For a number of years now we have been working in collaboration with the magazines New Electronics and Eureka to increase the level of understanding of what IP is and how it can be valuable to businesses. In support of this initiative we have been running IP surveys inviting the readerships of both magazines to answer questions about their perceptions and experiences of IP. We have now studied the results of this year's IP survey, which gives an interesting insight into the issues facing businesses and their concerns.

Are UK businesses protecting and exploiting their IP?

It is worth first noting that the size of businesses that responded to the survey varied considerably. For example, 22% of respondents work in businesses with 500+ employees. At the other end of the scale, 43% work in businesses with 1 to 49 employees.

One of the questions posed was: "To what extend does your business actively assess your IP position in terms of identifying IP and/or protecting it?". This year we again found a low percentage of just over 50% of respondents who actively look at their IP position. This might be because of the spread of business sizes responding to the survey, with larger companies being more likely to monitor and assess their IP position.

In terms of respondents' views on whether they thought their IP is sufficiently protected, the figure is also low at 53%. The remaining respondents to this question either didn't know or confirmed their IP was not adequately protected. Again, this may be because of smaller companies either not being in a position to register their IP rights or through lack of understanding. Pairing this against the figure of 91% of respondents who claimed that they did understand what IP they possess, suggests that many businesses are actively deciding against registering their IP in the form of patents for example.

Exploitation of IP remains largely static at 53% of respondents – an impressive statistic if over half of those surveyed are actively making IP work for them.

What IP issues are worrying UK businesses?

The first concern was largely expected, this being the cost and time consumption required to secure IP rights. This has been cited in previous years.

It is impossible to avoid some non-trivial costs of securing a monopoly right, particularly if international portfolios are sought. However, for protection in the UK, the UK Intellectual Property Office (UKIPO) remains remarkably good value. For example, the UK Government fees to file, search and examine an application are some of the lowest in the world. Combine this with an appropriate claim scope, in line with the commercial interests of the applicant, and the actual cost of securing protection in the UK can be really very good value.

Furthermore, using initiatives such as the UK's green channel to accelerate prosecution, a patent can be filed, searched, examined and granted in a remarkably short period – as quickly as six months in extreme circumstances (subject to early publication). Protection can then be quickly extended using the network of 'patent prosecution highways'.

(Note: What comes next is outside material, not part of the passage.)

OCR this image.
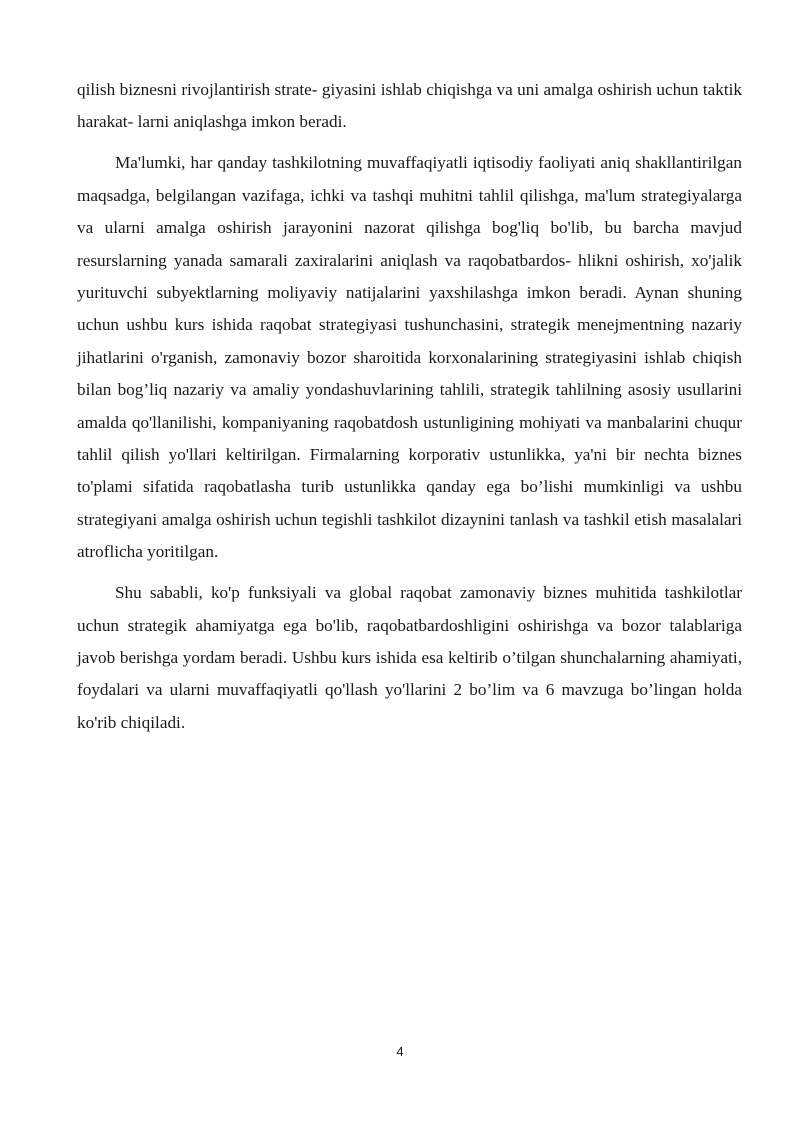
qilish biznesni rivojlantirish strate- giyasini ishlab chiqishga va uni amalga oshirish uchun taktik harakat- larni aniqlashga imkon beradi.

Ma'lumki, har qanday tashkilotning muvaffaqiyatli iqtisodiy faoliyati aniq shakllantirilgan maqsadga, belgilangan vazifaga, ichki va tashqi muhitni tahlil qilishga, ma'lum strategiyalarga va ularni amalga oshirish jarayonini nazorat qilishga bog'liq bo'lib, bu barcha mavjud resurslarning yanada samarali zaxiralarini aniqlash va raqobatbardos- hlikni oshirish, xo'jalik yurituvchi subyektlarning moliyaviy natijalarini yaxshilashga imkon beradi. Aynan shuning uchun ushbu kurs ishida raqobat strategiyasi tushunchasini, strategik menejmentning nazariy jihatlarini o'rganish, zamonaviy bozor sharoitida korxonalarining strategiyasini ishlab chiqish bilan bog’liq nazariy va amaliy yondashuvlarining tahlili, strategik tahlilning asosiy usullarini amalda qo'llanilishi, kompaniyaning raqobatdosh ustunligining mohiyati va manbalarini chuqur tahlil qilish yo'llari keltirilgan. Firmalarning korporativ ustunlikka, ya'ni bir nechta biznes to'plami sifatida raqobatlasha turib ustunlikka qanday ega bo’lishi mumkinligi va ushbu strategiyani amalga oshirish uchun tegishli tashkilot dizaynini tanlash va tashkil etish masalalari atroflicha yoritilgan.

Shu sababli, ko'p funksiyali va global raqobat zamonaviy biznes muhitida tashkilotlar uchun strategik ahamiyatga ega bo'lib, raqobatbardoshligini oshirishga va bozor talablariga javob berishga yordam beradi. Ushbu kurs ishida esa keltirib o’tilgan shunchalarning ahamiyati, foydalari va ularni muvaffaqiyatli qo'llash yo'llarini 2 bo’lim va 6 mavzuga bo’lingan holda ko'rib chiqiladi.

4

The second issue which features prominently this year is the issue of employees leaving and taking valuable know-how with them to competitors. This is a very difficult area for businesses, particularly in fast moving high-tech fields. Employer/employee relationships in terms of IP vary dramatically across Europe. In the UK for example an invention made in the normal course of employment is owned by the employer, who can decide what, if anything, to do with it. In Germany things are very different. Under German law if an employer does not file a patent application to an invention then the right to apply reverts to the employee. It means that in Germany many businesses are forced to file patent applications purely as a precaution to ensure that all developments remain the property of the business.

Outsourced R&D and design also appeared as a prominent concern. In particular, companies are concerned about designers taking their learning and subsequently working for competitors.

However, by far the most frequent concern facing respondents is the perceived dangers posed by Chinese companies. This includes concerns relating to manufacturing in China and more specifically Chinese companies copying products and importing them back into domestic markets. Many companies design in the UK and manufacture all or sub-components of their products in China. Cases such as Land Rover Evoque v Landwind X7 (see www.dyoung.com/article-evoquex7) cause concern for potential users of the IP system in China. The particular problem Land Rover faced was caused by the narrow scope of design protection in China, which is not the case for patents.

It is clear from our survey that respondents have concerns about operating in China, but are reluctant to extend their patent portfolios into China, assuming of course that they even have domestic IP. Perhaps one solution in respect of China is for applicants to explore the Chinese utility patent, which is a very popular system in China itself. Clearly the scope of protection is narrower than a normal patent, but it offers significant advantages in terms of speed and cost, two of the main concerns about IP.

Overall the feedback on IP was positive in the sense that an increasing number of businesses are aware of what IP they have and many are making good use of it. We hope that continuing our collaboration with Eureka and New Electronics will further enhance SMEs' confidence in and understanding of IP, ultimately safeguarding the investment they are making in UK-based R&D.